Just to be clear, I love what Fearless Girl is and what she represents. I don’t love that she was created as a marketing tool at the expense of someone else’s art. I also don’t love the fact that the company who brought Fearless Girl to life, with its message of greater corporate gender diversity, has a mere 5 female executives out of 28 and only 3 out of 11 board members who are women. Is, “Do as I say not as I do,” really the message here or are they making a mea culpa statement and State Street is simply the best of a sad lot?

At the heart of it, I feel manipulated and I suppose some will argue that that is what art is supposed to do. I honestly don’t know if it is, but it seems to happen whether or not artists intend it to. At the very least it got me thinking, and that’s a good thing because where there are people thinking there are also thought experiments. I spent my formative late high school and early university years studying physics and a powerful tool used in that discipline were what Albert Einstein called “gedankenexperiments”. 
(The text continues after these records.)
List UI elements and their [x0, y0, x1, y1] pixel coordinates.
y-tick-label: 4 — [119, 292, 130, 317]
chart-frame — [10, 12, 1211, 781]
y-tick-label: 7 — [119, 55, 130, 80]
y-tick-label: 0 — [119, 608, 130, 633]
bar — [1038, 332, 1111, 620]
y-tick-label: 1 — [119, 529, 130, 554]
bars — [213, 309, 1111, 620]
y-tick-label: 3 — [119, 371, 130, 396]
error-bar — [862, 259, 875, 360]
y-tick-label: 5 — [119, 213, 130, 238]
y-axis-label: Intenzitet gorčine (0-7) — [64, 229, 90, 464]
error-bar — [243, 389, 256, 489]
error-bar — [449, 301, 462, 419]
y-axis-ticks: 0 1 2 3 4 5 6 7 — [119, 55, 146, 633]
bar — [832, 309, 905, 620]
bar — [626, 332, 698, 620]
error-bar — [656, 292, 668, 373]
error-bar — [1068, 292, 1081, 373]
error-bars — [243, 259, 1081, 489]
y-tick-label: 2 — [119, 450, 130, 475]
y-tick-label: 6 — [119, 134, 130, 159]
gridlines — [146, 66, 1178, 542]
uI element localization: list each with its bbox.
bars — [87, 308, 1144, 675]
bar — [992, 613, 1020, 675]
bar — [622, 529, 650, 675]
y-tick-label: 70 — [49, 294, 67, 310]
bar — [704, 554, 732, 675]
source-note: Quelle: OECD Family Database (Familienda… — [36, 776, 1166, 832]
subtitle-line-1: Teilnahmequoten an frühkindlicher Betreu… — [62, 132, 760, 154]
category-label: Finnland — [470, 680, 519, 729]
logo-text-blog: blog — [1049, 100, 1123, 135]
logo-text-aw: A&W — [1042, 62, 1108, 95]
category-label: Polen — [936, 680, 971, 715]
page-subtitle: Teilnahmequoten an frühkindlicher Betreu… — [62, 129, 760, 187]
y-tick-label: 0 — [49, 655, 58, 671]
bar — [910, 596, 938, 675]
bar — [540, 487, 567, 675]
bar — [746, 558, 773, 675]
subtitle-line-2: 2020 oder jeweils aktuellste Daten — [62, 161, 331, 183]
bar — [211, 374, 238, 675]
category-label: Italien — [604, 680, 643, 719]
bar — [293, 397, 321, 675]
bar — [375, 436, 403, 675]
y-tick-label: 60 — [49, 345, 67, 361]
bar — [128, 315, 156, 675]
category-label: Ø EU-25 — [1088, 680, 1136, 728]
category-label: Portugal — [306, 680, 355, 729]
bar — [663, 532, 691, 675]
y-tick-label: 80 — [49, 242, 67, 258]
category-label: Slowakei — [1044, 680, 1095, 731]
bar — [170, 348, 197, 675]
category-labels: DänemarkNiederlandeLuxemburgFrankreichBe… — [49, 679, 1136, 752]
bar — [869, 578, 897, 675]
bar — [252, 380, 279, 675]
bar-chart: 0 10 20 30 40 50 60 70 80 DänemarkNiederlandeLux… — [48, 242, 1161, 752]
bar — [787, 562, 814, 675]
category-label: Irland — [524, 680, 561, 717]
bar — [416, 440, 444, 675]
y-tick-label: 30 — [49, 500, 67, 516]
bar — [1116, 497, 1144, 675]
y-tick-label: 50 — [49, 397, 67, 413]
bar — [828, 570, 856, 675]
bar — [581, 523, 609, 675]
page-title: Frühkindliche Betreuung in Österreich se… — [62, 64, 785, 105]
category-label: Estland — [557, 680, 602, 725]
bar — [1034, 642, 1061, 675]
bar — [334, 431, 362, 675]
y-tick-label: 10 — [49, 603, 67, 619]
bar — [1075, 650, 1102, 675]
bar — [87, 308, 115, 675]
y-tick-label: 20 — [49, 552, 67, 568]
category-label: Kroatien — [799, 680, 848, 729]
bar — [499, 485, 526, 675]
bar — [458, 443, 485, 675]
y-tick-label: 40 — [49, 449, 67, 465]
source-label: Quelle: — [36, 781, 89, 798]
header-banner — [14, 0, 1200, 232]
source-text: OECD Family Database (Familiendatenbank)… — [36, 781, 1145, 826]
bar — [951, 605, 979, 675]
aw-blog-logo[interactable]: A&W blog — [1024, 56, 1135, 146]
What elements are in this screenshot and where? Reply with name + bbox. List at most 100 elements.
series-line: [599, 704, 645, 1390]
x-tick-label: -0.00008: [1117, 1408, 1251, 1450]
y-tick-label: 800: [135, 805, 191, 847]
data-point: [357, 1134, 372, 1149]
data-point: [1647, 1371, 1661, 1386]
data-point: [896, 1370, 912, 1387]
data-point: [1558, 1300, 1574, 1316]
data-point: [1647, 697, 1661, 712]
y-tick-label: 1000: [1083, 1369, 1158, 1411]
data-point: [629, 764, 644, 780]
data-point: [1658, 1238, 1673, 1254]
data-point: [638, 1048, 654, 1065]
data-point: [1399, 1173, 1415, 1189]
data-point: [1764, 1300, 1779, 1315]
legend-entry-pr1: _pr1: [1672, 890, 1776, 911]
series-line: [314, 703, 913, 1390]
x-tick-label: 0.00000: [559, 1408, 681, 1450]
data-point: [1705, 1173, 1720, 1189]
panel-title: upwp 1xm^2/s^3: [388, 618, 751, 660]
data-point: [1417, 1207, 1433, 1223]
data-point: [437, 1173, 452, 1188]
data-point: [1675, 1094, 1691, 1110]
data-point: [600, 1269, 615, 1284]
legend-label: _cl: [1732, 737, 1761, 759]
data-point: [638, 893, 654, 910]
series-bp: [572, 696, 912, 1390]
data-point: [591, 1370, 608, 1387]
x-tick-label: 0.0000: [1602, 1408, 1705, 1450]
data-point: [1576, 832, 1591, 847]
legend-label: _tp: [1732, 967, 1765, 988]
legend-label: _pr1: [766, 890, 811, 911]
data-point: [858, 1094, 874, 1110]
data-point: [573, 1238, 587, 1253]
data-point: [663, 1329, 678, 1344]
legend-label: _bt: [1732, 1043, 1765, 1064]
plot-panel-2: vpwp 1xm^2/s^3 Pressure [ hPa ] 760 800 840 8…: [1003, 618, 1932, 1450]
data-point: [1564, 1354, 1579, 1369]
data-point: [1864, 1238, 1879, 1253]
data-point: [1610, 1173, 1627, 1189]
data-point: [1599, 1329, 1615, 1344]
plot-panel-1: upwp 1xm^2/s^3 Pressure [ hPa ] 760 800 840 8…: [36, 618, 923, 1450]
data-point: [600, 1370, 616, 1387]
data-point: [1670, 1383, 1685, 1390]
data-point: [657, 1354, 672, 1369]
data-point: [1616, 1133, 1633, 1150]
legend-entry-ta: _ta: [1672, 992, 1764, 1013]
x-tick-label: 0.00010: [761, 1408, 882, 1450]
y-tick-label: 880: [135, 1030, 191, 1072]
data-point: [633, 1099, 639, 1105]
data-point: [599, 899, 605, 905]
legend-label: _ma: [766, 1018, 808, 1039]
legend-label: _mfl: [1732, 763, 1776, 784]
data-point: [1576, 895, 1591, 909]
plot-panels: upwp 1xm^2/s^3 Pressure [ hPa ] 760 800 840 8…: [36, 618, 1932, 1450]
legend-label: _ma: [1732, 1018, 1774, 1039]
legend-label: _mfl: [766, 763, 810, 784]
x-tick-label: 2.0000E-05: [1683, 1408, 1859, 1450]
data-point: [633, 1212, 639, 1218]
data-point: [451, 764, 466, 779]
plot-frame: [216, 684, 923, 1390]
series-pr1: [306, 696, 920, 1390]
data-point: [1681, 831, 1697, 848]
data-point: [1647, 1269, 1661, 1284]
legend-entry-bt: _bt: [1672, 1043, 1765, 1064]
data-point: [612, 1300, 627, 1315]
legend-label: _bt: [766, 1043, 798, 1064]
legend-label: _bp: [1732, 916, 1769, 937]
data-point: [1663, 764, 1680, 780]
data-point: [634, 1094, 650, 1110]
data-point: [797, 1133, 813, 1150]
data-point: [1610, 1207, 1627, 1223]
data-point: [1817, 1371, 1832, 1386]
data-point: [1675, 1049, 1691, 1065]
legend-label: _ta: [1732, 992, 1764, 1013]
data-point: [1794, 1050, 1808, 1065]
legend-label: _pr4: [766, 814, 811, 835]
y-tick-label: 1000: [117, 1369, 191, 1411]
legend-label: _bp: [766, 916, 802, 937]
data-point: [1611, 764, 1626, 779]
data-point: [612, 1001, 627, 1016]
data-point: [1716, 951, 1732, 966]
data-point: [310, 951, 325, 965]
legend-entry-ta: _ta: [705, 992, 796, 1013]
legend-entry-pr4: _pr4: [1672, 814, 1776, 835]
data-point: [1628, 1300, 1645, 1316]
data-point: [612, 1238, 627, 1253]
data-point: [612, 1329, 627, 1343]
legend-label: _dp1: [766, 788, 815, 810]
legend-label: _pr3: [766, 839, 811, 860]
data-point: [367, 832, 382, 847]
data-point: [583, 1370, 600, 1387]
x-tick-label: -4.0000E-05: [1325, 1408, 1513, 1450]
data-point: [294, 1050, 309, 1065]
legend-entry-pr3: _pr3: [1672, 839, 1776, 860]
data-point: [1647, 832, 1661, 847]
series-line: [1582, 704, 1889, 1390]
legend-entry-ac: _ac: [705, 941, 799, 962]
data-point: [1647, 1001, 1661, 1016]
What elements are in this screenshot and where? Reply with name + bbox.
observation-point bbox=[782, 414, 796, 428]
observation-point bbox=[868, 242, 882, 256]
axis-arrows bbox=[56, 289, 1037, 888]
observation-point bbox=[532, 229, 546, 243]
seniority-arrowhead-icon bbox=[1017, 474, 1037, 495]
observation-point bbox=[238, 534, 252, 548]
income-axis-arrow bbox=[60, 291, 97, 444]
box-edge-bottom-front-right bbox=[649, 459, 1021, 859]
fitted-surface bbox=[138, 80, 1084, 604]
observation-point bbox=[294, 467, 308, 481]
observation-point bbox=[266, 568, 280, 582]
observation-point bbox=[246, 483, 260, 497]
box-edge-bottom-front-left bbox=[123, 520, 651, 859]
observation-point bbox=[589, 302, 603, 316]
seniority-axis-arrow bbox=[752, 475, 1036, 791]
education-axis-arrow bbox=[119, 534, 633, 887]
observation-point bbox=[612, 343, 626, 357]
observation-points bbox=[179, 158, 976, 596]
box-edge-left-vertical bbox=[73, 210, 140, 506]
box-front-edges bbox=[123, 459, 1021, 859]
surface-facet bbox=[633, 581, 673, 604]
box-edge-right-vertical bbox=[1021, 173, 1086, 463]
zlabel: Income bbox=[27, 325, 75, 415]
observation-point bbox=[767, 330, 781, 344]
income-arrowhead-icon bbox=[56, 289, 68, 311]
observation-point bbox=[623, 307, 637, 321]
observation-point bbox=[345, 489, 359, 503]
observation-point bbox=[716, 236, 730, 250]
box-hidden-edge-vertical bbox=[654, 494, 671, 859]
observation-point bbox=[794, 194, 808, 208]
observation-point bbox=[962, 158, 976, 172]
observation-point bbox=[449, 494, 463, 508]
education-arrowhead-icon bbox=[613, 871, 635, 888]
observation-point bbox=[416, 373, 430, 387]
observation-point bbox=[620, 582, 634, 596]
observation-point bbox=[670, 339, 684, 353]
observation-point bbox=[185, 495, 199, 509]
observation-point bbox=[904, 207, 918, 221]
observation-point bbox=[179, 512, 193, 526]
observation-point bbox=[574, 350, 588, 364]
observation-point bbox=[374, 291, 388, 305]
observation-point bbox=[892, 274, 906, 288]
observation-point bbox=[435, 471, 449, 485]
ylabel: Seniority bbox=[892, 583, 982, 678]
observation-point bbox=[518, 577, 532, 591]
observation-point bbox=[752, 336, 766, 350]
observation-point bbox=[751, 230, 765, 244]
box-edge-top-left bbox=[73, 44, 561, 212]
Gedankenexperiments is the German word for “thought experiments” and they are essentially a way of thinking in hypotheticals to assist in organizing thoughts around a particular problem. I came up with one to help me clean up some of the jumbled thoughts I had on the topic of Fearless Girl versus Charging Bull. It goes like this: 

Someone places a statue in front of Fearless Girl. That statue depicts a mother standing on her own with a sort of perturbed stance and equally perturbed look on her face. This woman is holding out her hand toward Fearless Girl as if to say, “Give it to me” or “We’re going home, now!” The new statue is given the title Frustrated Mother.

The questions this scenario raises are plentiful. How would the creators of Fearless Girl feel? How would the supporters of Fearless Girl feel? How would the creator of Charging Bull feel? Would Fearless Girl become Petulant Child, Defiant Girl, or Stubborn Youth or would Frustrated Mother be viewed as a parent trying to protect her child, one who is unaware of the dangers of the world, from Charging Bull?

Let us take the thought experiment in another direction and further say that at the same time Frustrated Mother is installed, Charging Bull is removed. What happens then? Frustrated Mother can exist on her own without Charging Bull but she can’t exist, not in the same way at least, without Fearless Girl. On the other hand, Fearless Girl has always needed something else to realize its full impact. 

Unless that is, you turn her around.

Turn Fearless Girl and have her face the other direction, towards nothing in particular, and it doesn’t matter what is going on behind her, whether it is Charging Bull, Frustrated Mother, Donald Trump or some other catastrophe. Fearless Girl becomes Fearless and Independent Girl and no matter what is going on around her, the look of determination and confidence on her face would scream, “I got this.”

To that, all I would have to say is, “Hell yes she does!”